Crystal Palace Should Never Have Hired Frank de Boer in the First Place

Written by Bert Saltoun

Crystal Palace's board and fans were seduced by the name rather than the substance. 

Frank Look

If you had no interest in football at all and took to social media earlier this week you would have been under the impression that Palace had taken just about the most unreasonable step that could be expected of any football club. Our fans, fans of other clubs, broadsheet journalists and many more – they were all united in their view that the club had pulled the trigger too soon on Frank De Boer, a man who just deserved more time.

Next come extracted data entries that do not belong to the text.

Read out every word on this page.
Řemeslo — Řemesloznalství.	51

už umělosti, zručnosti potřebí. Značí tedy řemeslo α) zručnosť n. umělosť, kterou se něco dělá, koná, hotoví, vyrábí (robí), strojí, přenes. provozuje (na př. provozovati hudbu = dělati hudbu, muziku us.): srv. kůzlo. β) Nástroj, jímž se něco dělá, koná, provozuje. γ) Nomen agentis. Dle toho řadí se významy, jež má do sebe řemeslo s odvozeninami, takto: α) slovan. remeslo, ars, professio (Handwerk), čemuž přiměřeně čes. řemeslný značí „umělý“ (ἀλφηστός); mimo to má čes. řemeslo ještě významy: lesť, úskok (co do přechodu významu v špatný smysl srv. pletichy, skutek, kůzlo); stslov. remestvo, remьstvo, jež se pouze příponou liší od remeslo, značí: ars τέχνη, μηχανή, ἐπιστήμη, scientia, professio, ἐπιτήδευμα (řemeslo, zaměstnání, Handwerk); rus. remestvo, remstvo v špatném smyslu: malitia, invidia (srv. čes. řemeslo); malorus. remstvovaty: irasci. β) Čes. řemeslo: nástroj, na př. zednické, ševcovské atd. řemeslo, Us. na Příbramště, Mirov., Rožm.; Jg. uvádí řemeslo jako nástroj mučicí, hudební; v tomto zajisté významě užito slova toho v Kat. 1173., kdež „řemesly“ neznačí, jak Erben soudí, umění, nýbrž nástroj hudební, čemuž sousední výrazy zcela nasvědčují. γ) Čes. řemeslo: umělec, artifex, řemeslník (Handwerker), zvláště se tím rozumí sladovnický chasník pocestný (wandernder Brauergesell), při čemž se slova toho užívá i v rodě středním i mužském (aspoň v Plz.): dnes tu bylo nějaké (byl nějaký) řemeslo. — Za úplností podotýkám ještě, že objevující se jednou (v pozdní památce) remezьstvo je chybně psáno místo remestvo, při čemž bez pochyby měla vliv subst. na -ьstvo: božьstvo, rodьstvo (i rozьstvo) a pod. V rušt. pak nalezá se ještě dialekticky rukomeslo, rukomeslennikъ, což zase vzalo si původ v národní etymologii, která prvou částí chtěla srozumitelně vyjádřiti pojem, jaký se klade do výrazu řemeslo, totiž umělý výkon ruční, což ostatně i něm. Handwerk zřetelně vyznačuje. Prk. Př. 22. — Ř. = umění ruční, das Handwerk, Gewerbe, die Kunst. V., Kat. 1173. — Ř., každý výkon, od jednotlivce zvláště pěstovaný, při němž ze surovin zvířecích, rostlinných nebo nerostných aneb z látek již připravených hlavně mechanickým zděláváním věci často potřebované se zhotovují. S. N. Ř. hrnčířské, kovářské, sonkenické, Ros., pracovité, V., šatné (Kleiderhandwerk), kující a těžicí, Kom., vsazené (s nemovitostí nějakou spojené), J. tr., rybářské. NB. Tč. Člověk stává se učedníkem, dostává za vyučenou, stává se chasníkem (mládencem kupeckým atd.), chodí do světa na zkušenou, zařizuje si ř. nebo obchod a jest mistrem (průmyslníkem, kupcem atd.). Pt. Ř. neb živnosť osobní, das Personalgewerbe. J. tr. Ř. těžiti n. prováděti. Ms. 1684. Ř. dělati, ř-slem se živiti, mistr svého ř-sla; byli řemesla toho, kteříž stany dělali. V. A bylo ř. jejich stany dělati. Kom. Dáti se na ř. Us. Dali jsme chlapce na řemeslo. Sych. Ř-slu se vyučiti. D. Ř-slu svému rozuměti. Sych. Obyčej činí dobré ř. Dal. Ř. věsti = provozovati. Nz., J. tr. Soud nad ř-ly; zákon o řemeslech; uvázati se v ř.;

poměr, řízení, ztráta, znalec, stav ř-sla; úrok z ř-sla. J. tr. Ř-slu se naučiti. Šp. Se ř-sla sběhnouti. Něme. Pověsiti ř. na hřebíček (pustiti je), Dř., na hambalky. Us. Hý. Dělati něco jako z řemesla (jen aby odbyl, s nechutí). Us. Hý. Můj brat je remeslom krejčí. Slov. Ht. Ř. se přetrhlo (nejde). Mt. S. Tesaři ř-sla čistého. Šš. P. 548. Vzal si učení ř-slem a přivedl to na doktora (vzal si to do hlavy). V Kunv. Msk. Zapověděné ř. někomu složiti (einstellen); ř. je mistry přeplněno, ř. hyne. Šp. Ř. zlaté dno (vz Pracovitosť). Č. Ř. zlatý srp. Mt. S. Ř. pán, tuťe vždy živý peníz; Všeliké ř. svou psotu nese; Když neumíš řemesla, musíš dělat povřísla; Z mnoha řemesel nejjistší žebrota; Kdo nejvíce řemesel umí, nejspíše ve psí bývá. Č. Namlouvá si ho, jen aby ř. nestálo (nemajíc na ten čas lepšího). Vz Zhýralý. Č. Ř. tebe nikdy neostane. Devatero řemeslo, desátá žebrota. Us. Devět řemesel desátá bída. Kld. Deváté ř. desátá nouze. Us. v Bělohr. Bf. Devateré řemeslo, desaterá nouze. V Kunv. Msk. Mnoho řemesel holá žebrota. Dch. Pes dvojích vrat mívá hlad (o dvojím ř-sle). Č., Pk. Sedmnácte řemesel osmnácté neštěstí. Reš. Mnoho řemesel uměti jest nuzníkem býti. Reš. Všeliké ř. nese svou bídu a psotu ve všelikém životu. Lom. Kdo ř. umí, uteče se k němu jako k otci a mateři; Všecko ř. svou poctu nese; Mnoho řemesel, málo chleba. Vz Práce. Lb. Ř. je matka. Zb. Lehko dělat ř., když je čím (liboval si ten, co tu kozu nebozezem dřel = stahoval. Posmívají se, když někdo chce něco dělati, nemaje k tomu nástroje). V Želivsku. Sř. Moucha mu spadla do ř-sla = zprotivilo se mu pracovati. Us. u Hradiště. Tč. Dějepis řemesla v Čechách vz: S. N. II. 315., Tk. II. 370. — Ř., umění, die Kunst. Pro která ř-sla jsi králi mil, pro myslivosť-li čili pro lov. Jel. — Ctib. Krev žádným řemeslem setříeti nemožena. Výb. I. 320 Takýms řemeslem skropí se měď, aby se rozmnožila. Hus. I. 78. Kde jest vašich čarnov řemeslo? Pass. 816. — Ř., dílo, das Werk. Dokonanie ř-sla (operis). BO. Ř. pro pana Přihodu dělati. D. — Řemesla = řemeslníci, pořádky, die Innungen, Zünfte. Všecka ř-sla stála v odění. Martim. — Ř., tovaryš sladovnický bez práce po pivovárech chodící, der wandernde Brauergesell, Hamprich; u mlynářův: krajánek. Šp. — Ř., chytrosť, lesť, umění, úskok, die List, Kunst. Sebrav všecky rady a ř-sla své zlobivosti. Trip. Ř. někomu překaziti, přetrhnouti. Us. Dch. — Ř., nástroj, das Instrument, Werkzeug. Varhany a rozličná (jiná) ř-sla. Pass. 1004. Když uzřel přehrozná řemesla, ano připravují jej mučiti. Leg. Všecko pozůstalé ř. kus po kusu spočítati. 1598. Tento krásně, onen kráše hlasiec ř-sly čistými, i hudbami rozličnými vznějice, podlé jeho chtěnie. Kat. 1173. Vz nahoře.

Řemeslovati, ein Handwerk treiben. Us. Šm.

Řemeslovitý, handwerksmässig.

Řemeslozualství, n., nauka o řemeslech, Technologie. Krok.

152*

The decision has been portrayed as outrageous and a sign that modern football is too fickle, too short-termist and too impulsive. “How can you possibly fire a man after only four games?” some say. “But the performance at Burnley was good!” say others. Get real. The mistake Palace made with Frank de Boer wasn’t getting rid of someone who was clearly never going to work at Selhurst after only four games, but hiring the guy in the first place.

The warning signs were already there for anyone who looked closely enough, which the club clearly didn’t. He idolises Louis van Gaal, a difficult and aloof man. He fell out straight away with the hierarchy at Inter and was criticised there for being naïve in how his team was set up defensively. He speaks of footballing ‘philosophies’ as if there is a single and right way to play the game. He hung out teammates to dry in the press as a player when they made mistakes. He was part of a Netherlands squad which was constantly at war with itself. He made a team that had Christian Eriksen as its heartbeat look boring and negative. His honours came in a league where the level of football for the most part is of a mediocre Championship level. A league where even Steve

McClaren was a champion with FC Twente, the sort of club where a coach of De Boer’s managerial ability will probably now end up.

All of the negative coverage about the decision to fire De Boer assumes that ‘the project’ would inevitably have been successful at some point. In fact the talk when De Boer joined Palace was of a world class coach with a glittering CV coming to join and take us to a new level. Never mind that

Embed from Getty Images

De Boer was part of an Ajax setup where jobs for the boys were so widespread that Edwin van der Sar became the club’s marketing director – imagine the outcry on Palace Twitter if Perry Suckling was appointed as our Communications Chief! Never mind that the talk of the man being able to coach a great defence ignored that he had the current Spurs centre back partnership – one of the best in the World - at his disposal in a league where defences are so bad that Dirk Kuyt looked like a hot shot superstar. Never mind that the arguments about him knowing how to bring through youth ignored that he had one of the world’s best academies at his disposal in Amsterdam.

Fans talk as if the only thing stopping managers being a success is clubs refusing to give the manager enough time to find it. This couldn’t be further from the truth. But, what about Alex Ferguson, they say? What a load of rubbish – managers can’t be given multiple seasons to get it right now, as the demands of the game are higher and the financial consequences of failure are more severe. Even then, Palace gave plenty of time to Trevor Francis and to Peter Taylor, and where did that get us?

You can’t just will a 'project' to succeed if the person overseeing it doesn’t have a clue on how to achieve it, and doesn’t get on with the people needed to get it done, and doesn't have the pragmatism to change his ways in different situations. Even after breaking records for poor starts, even after playing Joel Ward as a wingback, even after starting novices at centre-back in an opening game, De Boer came out after the loss at Burnley saying that 5-3-2 suited this squad best. The man had learned nothing. Talk of turning a team into Barcelona is great if you have brilliant technical players to pick.

SF0 8678

When you have a squad of Palace’s level, it’s nothing short of madness.

Frank De Boer should be grateful he got jobs outside of Amsterdam in the first place and he will certainly struggle to get many more elsewhere now that he has been booted out of a second consecutive club after under 3 months. If Palace fans, and the Palace board, are completely honest about it we were all taken in by the name and we all made the same mistakes. We were either seduced by the memories of him playing or got away with pretending that many of us had watched more than just a handful of Ajax games in the group stages of the Champions League that he had managed. We all got excited about him based simply on a single stat about titles at a club that is easily the biggest in the poor Dutch league, without stopping to find out what the football he had played was like or what players he had available to him.

The talk was of de Boer being the perfect fusion of his two mentors, Van Gaal and Cruyff. His teams had the defensive pragmatism of van Gaal and the flair of Cruyff, purred some. This was also nonsense even if many wanted to believe it. The truth is that he had the aloofness of van Gaal and the dogmatic streak of Cruyff without the intelligence or skill of either. He failed at Inter and has now failed in the Premier League.

Palace are well rid and should never have hired him in the first place.